Recall: Statement of the binomial theorem
\[ (x+y)^n = \binom{n}{0} x^n + \binom{n}{1} x^{n-1}y + \binom{n}{2} x^{n-2} y^2 + \cdots + \binom{n}{n}y^n. \]
Here, the power should be to \(n-1\) instead. Observe how \(p\) replaces the role of \(x\), and \(1-p\) replaces the role of \(y\).

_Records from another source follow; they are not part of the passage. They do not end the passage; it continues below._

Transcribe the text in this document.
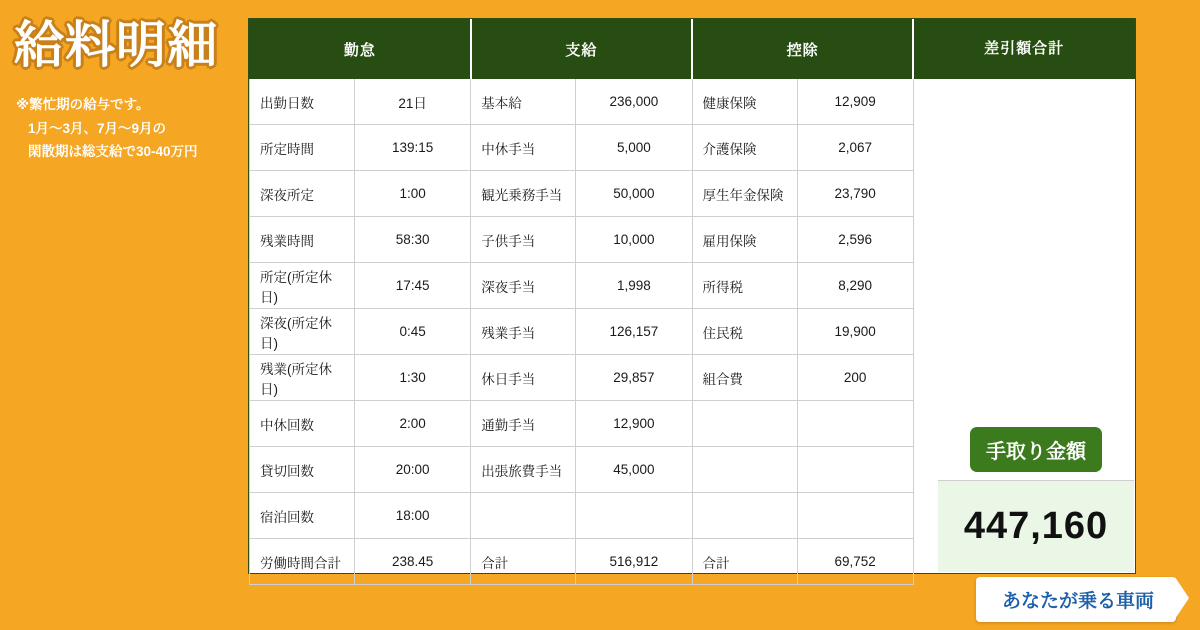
給料明細
※繁忙期の給与です。
1月〜3月、7月〜9月の
閑散期は総支給で30-40万円
勤怠		支給		控除		差引額合計

出勤日数	21日	基本給	236,000	健康保険	12,909	
所定時間	139:15	中休手当	5,000	介護保険	2,067	
深夜所定	1:00	観光乗務手当	50,000	厚生年金保険	23,790	
残業時間	58:30	子供手当	10,000	雇用保険	2,596	
所定(所定休日)	17:45	深夜手当	1,998	所得税	8,290	
深夜(所定休日)	0:45	残業手当	126,157	住民税	19,900	
残業(所定休日)	1:30	休日手当	29,857	組合費	200	
中休回数	2:00	通勤手当	12,900			
貸切回数	20:00	出張旅費手当	45,000			
宿泊回数	18:00					
労働時間合計	238.45	合計	516,912	合計	69,752	
手取り金額
447,160
あなたが乗る車両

So from using the binomial theorem, that expression now simplifies to
\[ \left[ p + (1-p)\right]^{n-1}. \]
Hopefully it is clear that this expression indeed evaluates to 1. Thus upon substituting into what we had earlier,
\[ E(X) = np \times 1 = np \]
as required.
For the variance, one uses a similar strategy to this, but they start by computing \( E(X(X-1))\) instead. Since \( E(X(X-1)) = E(X^2 - X) = E(X^2) - E(X)\), this then allows us to find the second moment \(E(X^2)\). And as usual, conclude with \(\operatorname{Var}(X) = E(X^2) - [E(X)]^2\).